Attenzione: nel seguente articolo ci sono spoiler su The Leftovers.
Caro diario,
sono io, Laurie.
Il periodo di prova è ufficialmente terminato: sono a tutti gli effetti un membro dei Colpevoli Sopravvissuti. Questo significa che non mi è più permesso parlare; da oggi potrò comunicare solo con carta e penna. Si tratta di strumenti che non ho mai abbandonato, malgrado Internet li abbia resi obsoleti. Durante le sedute appuntavo a mano annotazioni in merito ai pazienti e alle confidenze che mi facevano; dopo ci aggiungevo spunti e riflessioni da sottoporgli, input che potessero fare loro da guida. Era tutto racchiuso in un’agenda, una sorta di diario segreto tenuto per conto di altri. Ho pensato di inaugurarne uno personale, dopo la scomparsa, ma non ho mai avuto il coraggio di trasformare l’idea in un’iniziativa a cui dedicarmi realmente.
Raccontare ciò che è successo avrebbe significato guardare in faccia il dolore che mi portavo dentro, ed era l’ultima cosa che desiderassi fare. Ho passato anni a dispensare insegnamenti sul dolore, su quanto sia importante accettarlo, abbracciarlo e metabolizzarlo, ma quando è stato il mio turno di averci a che fare ho scelto di eluderlo, di soffocarlo dentro la divisa che indosso e la nicotina che mi inietto continuamente nei polmoni. Immagino sia per questo che mi sono decisa soltanto adesso; perché ho anestetizzato la sofferenza con altri mezzi e scrivere non mi serve per scenderci a patti. Mi sono decisa soltanto adesso perché è più semplice di quanto non lo fosse allora, ma non solo. C’è anche un altro motivo, uno più profondo e nascosto.
È qualcosa che ha a che fare con il silenzio. C’è un silenzio denso e asfissiante, in mezzo a noi, un silenzio condito da suoni che gli fanno da sfondo più che da contraltare: il rumore di passi che si susseguono, il fruscio di pagine che vengono voltate, lo scatto continuo di accendini impegnati a dispensare gas. Questo silenzio freddo e incessante è come una cassa di risonanza interiore. Nel silenzio mi sembra di sentire l’eco della voce di Tom e delle risate di Jill; mi sembra di udire le grida che si sono levate il giorno in cui tutto è cambiato; mi sembra persino di cogliere il pianto di quella bambina a cui non è stato permesso di venire al mondo e che non piangerà mai davvero. La sento, e la immagino, e il fatto di doverla completamente inventare, di non avere un volto a cui fare riferimento, mi strazia il cuore come la stretta di una mano invisibile intenta a stritolarlo. Il silenzio alimenta i dubbi e i tormenti: dov’è che è andata mia figlia? Dove sono finiti tutti? Perché sono spariti? Torneranno mai indietro?

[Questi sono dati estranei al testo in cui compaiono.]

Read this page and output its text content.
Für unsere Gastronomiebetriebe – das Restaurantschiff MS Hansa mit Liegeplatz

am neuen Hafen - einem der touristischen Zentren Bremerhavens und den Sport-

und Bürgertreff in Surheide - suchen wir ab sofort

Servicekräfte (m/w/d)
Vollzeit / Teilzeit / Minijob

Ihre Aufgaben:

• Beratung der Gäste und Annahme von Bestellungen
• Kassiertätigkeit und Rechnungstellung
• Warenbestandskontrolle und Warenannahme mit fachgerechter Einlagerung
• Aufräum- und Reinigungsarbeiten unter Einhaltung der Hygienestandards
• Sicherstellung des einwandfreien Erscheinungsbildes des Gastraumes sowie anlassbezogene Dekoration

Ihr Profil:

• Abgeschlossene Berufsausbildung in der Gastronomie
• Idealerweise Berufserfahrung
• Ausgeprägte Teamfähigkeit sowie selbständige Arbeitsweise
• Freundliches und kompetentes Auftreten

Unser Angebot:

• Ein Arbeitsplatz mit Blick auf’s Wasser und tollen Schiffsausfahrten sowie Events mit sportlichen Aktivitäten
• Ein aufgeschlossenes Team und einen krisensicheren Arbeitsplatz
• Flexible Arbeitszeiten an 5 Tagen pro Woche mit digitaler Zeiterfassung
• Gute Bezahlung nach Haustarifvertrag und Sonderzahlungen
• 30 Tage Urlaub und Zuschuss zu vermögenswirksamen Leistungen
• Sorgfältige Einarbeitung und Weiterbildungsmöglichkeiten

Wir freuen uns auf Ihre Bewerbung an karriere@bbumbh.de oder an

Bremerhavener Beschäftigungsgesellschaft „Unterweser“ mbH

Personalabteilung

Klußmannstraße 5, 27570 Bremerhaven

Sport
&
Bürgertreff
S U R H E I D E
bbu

Nel silenzio è come se queste domande mi venissero gridate direttamente all’orecchio, come se mi fossero vomitate addosso da una bocca crudele che non recepisce l’ordine di tacere. Il silenzio rivela che il lutto è ancora qui, piantato dentro di me come un ammasso di radici nella terra, e che l’identità che ho provato a rinnegare mi appartiene ancora. Mi sono spogliata di ogni segno distintivo, lasciandomi alle spalle tutto ciò che mi rendeva me stessa: la mia casa, la mia famiglia, il mio lavoro, ogni cosa che contribuiva a definirmi. Perché è questo che significa, essere un Colpevole Sopravvissuto: trasformarsi in una tela bianca su cui incidere un promemoria ostinato, sostituire alla propria storia una testimonianza dal valore universale. Essere una Colpevole Sopravvissuta significa non essere più Laurie, che a sua volta equivale a non essere più una madre mutilata, una donna perduta, una persona irrimediabilmente segnata dalla perdita. Eppure nel silenzio mi accorgo che sono ancora ognuna di queste cose.
Anche se mi vesto di bianco, anche se ingurgito sigarette, anche se mi limito a scrivere e non dico una sola parola, anche se perseguito gli altri affinché tengano a mente ciò che io verrei così disperatamente rimuovere, sono ancora e sempre e inesorabilmente quella che ha incontrato uno schermo nero lì dove ci sarebbe dovuta essere la nuova vita che ha generato.
Forse il battesimo che ho ricevuto cambierà le cose, o forse dovrò arrendermi al fatto che quel che dicevo ai miei pazienti vale anche per me: non si può superare un trauma senza farsi carico delle ripercussioni che ha gettato sulla nostra persona. Ma io non voglio farlo; non voglio superarlo. Se non posso dimenticarlo, resterò sua eterna prigioniera pur di non doverlo affrontare.